De Singapour à Pékin,
Séoul, Paris ou Buenos Aires, Noël est devenu une fête universelle, avec sapin
quels que soient le climat et la religion. Les musulmans résistent un peu
mais au Maroc, des sapins apparaissent spontanément.
Noël, une victoire de la littérature et du
paganisme assurément ou une nouvelle manifestation de la civilisation
mondialiste ? Au départ , il y eut le solstice d'hiver et la bûche dans l'âtre,
pratique germanique et scandinave, pour passer le cap de la nuit effroyable.
Vint le christianisme qui y substitua d'autres symboles, celui de la naissance,
aube de temps nouveaux. Entrait-on déjà dans la littérature ? La Bible est
écrite mais elle n'est pas supposée être un roman.

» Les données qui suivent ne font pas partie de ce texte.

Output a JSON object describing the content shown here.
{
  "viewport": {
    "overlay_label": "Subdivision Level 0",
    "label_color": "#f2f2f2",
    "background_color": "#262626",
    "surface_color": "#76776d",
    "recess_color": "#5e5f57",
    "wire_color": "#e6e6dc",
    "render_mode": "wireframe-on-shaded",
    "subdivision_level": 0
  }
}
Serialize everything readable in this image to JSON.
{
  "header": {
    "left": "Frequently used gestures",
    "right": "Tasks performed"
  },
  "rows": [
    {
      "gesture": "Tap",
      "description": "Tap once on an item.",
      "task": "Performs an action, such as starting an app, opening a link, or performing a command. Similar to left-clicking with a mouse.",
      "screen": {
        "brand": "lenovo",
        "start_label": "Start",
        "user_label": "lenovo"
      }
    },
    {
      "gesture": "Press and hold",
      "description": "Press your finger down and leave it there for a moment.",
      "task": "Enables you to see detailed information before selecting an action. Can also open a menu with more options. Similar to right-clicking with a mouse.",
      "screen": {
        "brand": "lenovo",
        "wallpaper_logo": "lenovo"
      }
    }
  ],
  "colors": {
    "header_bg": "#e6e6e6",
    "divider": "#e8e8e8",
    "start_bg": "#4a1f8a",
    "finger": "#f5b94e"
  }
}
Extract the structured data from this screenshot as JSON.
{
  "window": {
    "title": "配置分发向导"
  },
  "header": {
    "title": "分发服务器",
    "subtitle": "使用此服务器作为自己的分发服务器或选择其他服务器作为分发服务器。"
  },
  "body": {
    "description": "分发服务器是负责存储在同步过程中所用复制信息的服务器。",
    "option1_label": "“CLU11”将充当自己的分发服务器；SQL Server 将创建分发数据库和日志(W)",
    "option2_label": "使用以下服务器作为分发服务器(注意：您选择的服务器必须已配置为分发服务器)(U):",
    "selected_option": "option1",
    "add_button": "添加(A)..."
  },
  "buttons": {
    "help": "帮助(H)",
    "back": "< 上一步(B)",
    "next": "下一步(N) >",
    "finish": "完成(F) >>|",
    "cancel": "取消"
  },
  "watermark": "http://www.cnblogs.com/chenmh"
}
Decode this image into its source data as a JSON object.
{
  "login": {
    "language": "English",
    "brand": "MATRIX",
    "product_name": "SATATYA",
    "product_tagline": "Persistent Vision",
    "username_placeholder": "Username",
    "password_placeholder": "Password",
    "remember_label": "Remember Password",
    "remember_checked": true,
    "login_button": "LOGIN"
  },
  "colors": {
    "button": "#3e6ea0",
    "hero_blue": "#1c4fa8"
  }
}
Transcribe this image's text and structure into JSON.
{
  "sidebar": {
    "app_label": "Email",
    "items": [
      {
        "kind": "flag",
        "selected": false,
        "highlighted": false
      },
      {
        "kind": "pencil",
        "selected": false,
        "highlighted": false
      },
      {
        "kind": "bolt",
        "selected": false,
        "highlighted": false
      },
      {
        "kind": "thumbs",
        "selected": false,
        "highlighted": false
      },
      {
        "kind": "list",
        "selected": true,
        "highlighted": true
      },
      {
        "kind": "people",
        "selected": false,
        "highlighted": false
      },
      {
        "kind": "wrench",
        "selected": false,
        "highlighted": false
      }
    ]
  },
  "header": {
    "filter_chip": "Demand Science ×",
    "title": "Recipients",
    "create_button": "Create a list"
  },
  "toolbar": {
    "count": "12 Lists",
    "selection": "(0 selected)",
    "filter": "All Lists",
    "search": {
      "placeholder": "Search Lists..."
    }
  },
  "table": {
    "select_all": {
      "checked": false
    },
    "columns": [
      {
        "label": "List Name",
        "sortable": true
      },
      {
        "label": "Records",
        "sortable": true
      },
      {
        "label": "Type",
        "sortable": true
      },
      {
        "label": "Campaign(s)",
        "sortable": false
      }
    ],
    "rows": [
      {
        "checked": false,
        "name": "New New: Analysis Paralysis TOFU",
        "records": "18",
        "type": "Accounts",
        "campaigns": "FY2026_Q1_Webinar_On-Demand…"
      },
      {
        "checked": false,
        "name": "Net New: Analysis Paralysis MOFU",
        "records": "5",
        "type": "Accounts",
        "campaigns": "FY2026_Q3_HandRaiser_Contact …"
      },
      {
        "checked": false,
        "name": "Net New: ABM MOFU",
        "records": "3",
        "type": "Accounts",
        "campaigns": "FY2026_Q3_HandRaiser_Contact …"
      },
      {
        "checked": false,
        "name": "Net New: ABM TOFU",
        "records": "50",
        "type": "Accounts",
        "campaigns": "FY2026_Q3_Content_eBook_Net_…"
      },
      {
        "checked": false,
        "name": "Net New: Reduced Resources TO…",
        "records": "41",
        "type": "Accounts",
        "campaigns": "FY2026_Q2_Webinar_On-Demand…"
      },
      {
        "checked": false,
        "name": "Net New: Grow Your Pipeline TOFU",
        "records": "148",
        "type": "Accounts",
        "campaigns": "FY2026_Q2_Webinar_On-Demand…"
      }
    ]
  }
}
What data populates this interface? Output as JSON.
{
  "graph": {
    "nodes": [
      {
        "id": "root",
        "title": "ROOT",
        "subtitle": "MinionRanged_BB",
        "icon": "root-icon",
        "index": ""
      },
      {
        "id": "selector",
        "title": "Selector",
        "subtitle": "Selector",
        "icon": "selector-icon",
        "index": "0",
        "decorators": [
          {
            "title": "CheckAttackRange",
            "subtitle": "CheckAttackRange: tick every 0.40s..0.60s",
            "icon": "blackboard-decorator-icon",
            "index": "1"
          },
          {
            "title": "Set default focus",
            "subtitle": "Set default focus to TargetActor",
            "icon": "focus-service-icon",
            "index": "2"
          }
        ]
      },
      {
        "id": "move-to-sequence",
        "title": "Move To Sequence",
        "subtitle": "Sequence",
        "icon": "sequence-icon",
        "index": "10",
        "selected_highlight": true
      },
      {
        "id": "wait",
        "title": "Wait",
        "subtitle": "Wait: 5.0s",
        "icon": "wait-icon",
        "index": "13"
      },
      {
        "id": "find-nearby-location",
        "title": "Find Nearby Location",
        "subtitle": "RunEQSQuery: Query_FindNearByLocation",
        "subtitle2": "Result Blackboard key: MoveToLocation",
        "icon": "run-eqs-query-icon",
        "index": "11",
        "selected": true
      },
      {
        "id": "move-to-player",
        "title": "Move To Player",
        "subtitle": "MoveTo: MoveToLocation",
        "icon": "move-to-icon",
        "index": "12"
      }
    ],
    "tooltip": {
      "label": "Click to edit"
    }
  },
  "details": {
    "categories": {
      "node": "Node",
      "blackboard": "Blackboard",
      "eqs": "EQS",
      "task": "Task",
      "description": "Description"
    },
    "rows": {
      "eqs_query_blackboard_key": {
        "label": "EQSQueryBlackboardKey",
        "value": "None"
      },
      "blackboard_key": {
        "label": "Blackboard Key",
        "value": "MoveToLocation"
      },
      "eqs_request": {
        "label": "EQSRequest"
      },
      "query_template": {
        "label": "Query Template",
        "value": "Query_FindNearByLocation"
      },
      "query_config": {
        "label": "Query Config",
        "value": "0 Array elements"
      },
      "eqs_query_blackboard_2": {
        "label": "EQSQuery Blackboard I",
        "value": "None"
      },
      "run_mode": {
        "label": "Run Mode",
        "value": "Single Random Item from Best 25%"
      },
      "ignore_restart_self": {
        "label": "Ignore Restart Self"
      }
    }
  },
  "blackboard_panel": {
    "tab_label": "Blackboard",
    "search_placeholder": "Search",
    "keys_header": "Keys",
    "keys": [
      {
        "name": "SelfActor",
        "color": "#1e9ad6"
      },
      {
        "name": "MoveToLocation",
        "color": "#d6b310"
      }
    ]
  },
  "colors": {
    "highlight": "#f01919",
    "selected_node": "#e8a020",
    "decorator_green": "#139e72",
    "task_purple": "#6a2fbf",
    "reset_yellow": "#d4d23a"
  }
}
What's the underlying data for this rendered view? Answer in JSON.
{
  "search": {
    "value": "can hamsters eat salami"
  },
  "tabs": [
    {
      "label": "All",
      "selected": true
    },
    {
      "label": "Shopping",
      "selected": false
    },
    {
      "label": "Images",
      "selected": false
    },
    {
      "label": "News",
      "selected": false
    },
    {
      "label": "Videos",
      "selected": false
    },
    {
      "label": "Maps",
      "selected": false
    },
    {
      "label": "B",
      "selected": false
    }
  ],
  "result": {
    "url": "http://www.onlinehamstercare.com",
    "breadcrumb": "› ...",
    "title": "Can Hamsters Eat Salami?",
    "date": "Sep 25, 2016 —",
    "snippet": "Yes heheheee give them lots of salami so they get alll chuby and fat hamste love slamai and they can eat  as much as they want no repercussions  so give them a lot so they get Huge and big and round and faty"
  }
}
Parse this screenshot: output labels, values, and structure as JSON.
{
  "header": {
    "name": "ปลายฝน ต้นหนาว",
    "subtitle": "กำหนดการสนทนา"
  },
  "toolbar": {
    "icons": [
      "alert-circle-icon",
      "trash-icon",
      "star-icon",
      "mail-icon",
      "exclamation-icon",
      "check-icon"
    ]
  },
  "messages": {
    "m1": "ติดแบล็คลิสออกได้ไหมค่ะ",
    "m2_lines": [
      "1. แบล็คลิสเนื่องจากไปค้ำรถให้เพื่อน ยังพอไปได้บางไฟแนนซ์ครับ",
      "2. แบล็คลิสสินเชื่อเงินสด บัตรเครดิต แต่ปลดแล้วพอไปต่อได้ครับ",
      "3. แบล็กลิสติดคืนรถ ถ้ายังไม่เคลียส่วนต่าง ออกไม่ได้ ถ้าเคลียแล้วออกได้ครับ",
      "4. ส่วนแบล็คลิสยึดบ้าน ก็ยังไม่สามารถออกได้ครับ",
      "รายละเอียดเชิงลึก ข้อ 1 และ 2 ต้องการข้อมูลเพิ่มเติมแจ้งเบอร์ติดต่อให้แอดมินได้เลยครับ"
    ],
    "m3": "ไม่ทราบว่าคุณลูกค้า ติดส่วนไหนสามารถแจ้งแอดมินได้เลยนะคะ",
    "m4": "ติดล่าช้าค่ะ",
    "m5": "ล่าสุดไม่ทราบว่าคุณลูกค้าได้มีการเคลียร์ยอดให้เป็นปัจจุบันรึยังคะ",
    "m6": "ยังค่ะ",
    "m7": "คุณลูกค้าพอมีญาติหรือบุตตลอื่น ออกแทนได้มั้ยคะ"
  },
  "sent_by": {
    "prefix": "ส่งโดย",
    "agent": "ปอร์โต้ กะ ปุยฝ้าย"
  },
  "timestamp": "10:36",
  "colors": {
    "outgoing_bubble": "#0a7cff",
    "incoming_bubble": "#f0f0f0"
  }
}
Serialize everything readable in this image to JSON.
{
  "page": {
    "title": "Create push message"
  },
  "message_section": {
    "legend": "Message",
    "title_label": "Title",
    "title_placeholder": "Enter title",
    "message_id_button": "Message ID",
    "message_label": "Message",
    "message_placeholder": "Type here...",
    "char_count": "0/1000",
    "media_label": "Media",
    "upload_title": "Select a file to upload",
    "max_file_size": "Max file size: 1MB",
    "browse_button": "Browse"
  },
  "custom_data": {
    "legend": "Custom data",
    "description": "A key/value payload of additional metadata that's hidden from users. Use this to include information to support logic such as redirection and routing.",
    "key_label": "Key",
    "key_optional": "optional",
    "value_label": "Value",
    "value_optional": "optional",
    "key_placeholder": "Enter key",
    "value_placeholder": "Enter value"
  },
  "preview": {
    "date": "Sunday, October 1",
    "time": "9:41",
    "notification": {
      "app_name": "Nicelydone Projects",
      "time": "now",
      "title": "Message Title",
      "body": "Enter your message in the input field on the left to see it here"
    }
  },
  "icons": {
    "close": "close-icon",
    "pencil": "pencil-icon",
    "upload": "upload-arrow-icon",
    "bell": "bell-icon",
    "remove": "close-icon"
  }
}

Charles Dickens, lui, fut bien romancier et on le
crédite de l'invention du Noël en famille tel qu'on le célèbre. Avant ses
contes de Noël, on sortait de chez soi pour se rendre à la messe, dans le froid
souvent. Dickens décrit ou invente un rituel inversé : dorénavant, dans
l'Angleterre de son temps, on ne sort plus mais on rentre chez soi. La dinde
remplace la crèche : les Anglais à qui on doit beaucoup de nos moeurs
domestiques, définiront ainsi le nouveau modèle dominant. Les Américains qui
ont le sens de la réclame mettent Noël en image : Thomas Nast dessine le Père
Noël , en 1886 pour Harper's magazine,
tel que nous le connaissons, rubicond avec houpelande et attelage de rennes. À
la fin du 19éme siècle aussi, le Pére Noël absorbe Saint Nicolas, le flamand
distributeur de cadeaux : pour renforcer le caractère familial de
la fête sans doute.
Le Noël païen va curieusement influencer les Juifs,
a priori résistants à ces dérives : au 19e siècle, les enfants juifs en
Allemagne réclament des cadeaux , pour ressembler à leurs camarades de
classe chrétiens. De fait, le judaïsme allemand ressemblait de plus en plus au
culte protestant, par assimilation volontaire. C’est ainsi que la fête juive de
Hanuka, jusque là marginale (pas même dans la Bible), fut récupérée par
les Juifs libéraux : appelée aussi fête des lumières , le chandelier de Hanuka
a un air de sapin, et on y donne des cadeaux aux enfants.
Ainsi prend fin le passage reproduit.